Governor of the Dutch Gold Coast
- In office 19 February 1866 – 17 April 1867
- Monarch: William III of the Netherlands
- Preceded by: Arent Magnin
- Succeeded by: Georg Pieter Willem Boers

Personal details
- Born: June 25, 1822 Baardwijk, Netherlands
- Died: November 16, 1896 (aged 74) The Hague, Netherlands
- Spouse: Emmeline Theodora Elisabeth van Raders

= Willem Hendrik Johan van Idsinga =

Dutch politician and colonial official (1822-1896)

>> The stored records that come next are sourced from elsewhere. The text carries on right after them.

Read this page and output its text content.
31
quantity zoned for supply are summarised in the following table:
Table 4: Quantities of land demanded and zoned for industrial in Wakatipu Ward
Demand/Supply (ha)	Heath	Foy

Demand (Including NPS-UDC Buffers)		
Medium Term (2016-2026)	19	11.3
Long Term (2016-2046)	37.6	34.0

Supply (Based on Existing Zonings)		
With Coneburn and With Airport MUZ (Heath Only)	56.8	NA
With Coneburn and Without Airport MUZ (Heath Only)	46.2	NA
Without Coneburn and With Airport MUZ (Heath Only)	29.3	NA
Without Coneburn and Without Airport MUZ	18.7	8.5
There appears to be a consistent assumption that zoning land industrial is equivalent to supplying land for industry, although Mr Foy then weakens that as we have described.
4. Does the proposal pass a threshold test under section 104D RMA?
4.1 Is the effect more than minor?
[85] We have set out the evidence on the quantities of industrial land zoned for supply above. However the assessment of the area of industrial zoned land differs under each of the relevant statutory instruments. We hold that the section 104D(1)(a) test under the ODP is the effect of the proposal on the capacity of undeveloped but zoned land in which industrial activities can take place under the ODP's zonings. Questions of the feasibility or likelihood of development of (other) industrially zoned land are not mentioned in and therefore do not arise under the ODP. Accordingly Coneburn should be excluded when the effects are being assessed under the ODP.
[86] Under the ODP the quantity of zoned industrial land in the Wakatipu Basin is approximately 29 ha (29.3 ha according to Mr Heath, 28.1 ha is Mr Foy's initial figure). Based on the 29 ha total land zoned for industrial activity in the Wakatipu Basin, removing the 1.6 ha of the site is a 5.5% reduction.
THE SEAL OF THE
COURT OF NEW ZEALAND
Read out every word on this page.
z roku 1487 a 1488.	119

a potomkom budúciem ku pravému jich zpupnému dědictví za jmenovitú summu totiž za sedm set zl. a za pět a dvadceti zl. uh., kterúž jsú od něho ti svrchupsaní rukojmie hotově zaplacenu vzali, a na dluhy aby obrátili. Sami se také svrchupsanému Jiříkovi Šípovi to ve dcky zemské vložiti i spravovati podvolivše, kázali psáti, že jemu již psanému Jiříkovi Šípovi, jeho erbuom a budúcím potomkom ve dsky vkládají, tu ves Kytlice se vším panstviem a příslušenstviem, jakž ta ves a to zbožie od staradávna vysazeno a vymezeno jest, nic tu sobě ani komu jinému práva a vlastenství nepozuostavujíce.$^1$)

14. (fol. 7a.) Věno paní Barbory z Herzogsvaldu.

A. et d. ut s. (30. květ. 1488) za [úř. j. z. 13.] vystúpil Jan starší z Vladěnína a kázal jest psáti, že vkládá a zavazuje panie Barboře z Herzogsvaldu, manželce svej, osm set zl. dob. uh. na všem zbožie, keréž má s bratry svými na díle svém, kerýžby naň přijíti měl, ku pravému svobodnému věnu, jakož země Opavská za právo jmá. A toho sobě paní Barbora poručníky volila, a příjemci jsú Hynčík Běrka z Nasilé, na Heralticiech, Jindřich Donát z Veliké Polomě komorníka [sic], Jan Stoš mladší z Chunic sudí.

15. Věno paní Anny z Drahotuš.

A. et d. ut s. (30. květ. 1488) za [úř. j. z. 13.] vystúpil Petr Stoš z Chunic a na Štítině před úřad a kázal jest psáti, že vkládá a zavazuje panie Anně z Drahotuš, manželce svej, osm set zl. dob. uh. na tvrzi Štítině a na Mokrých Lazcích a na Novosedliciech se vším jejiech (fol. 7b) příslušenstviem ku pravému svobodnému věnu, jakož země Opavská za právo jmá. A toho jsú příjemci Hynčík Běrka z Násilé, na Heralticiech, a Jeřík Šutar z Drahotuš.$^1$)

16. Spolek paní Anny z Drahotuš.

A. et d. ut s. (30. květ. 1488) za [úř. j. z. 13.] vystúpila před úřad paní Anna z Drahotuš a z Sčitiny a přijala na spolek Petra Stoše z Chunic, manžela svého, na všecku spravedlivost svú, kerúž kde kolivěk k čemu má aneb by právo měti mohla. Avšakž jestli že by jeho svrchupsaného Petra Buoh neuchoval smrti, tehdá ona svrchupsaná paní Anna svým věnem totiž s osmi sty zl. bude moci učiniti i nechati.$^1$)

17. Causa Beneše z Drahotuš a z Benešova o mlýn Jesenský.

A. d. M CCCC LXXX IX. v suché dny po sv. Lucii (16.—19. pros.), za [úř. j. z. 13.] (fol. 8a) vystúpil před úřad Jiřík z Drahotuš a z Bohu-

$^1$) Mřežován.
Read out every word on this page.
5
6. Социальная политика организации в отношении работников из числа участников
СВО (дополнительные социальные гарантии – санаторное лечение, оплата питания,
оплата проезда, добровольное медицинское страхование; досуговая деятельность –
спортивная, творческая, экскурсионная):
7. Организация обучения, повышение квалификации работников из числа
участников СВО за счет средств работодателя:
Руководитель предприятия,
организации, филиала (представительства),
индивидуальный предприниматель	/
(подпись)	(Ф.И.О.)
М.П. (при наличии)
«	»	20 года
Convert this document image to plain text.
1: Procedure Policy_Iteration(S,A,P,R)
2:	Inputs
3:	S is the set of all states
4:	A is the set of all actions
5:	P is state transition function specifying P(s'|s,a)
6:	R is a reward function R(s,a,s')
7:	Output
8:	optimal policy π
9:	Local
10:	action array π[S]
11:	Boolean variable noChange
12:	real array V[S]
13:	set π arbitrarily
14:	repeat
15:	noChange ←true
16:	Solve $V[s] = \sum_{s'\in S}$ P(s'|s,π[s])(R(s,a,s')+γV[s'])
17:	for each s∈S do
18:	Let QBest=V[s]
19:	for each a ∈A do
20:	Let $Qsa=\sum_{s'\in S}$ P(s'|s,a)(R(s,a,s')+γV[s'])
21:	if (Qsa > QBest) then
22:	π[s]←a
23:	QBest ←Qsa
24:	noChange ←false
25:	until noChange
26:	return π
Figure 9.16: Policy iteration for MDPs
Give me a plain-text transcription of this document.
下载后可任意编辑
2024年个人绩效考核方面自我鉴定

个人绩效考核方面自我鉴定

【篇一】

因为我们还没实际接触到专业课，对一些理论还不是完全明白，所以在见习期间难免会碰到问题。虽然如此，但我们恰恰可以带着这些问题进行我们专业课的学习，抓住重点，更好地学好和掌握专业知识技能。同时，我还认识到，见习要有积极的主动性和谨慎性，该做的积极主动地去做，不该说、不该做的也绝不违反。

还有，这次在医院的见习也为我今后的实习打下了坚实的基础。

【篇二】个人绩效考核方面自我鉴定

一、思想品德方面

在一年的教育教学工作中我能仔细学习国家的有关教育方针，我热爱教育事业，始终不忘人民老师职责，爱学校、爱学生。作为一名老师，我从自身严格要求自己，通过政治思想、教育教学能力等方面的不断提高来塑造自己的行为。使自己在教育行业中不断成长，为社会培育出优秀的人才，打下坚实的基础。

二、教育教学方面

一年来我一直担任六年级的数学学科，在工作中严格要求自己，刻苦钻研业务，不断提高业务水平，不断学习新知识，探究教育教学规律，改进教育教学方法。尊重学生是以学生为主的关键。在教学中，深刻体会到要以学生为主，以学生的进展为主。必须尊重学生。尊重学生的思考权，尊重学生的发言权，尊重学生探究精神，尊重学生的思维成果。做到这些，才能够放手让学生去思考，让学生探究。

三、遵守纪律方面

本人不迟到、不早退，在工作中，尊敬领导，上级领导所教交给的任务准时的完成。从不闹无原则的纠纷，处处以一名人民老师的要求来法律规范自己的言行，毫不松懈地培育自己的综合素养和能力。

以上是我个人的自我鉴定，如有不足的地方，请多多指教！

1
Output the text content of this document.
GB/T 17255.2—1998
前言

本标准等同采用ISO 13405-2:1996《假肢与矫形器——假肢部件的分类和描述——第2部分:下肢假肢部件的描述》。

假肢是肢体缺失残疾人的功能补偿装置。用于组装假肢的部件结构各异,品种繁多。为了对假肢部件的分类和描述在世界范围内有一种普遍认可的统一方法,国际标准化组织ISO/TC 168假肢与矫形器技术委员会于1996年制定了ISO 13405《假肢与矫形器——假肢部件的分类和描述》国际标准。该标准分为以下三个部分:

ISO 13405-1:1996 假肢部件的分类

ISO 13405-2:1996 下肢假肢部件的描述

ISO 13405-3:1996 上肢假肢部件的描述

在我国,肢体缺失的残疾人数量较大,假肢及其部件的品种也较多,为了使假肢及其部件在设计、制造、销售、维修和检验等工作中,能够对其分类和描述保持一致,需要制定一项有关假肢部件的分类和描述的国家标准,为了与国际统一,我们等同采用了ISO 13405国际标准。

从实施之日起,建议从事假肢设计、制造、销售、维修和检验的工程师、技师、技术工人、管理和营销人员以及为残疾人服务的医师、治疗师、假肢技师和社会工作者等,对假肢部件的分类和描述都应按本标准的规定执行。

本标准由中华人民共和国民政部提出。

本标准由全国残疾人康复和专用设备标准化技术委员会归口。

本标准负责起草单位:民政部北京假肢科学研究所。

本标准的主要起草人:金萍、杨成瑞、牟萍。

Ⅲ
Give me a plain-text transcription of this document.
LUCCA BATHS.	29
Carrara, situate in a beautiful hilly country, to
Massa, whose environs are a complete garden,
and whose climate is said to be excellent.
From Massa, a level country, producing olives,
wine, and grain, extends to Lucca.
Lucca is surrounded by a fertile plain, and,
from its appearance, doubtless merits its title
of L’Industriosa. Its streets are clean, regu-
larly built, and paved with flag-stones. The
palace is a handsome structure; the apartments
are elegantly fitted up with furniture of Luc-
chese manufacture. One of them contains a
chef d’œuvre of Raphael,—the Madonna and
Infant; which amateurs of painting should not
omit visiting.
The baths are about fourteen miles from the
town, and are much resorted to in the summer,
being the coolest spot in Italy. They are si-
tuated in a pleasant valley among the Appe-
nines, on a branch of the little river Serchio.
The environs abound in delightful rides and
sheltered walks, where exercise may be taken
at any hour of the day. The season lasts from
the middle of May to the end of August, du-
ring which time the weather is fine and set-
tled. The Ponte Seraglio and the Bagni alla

Willem Hendrik Johan van Idsinga (born 25 June 1822 – 16 November 1896) was a Dutch politician and colonial official, who served as Governor of the Dutch Gold Coast from 1865 to 1867 and as Governor of Surinam between 29 June 1867 and 1 August 1873.

==Biography==
Van Idzinga was born in Baardwijk, the Netherlands, to Hendrik van Idsinga, a pastor, and Joanna Elisabeth van Nimwegen. He made a career in the Royal Netherlands Navy, where he was a second lieutenant.

In his late twenties, Van Idzinga began his political career in the colonies, first becoming landdrost of the district of Nickerie in Surinam between 1850 and 1853, before becoming Lieutenant Governor (Dutch: gezaghebber) of Sint Eustatius (1853-1859) and Sint Maarten (1859-1865).

In 1865, he was first promoted to the rank of Governor, in the rather dilapidated colony of the Dutch Gold Coast. In 1867, he was appointed Governor of Surinam.

==Personal life==
He married Emmeline Theodora Elisabeth van Raders, daughter of former Governor of Surinam Reinier Frederik van Raders, on 31 October 1849 in Paramaribo, Surinam. They had two sons and one daughter. Dutch politician Johan Willem Herman Meyert van Idsinga was one of their sons.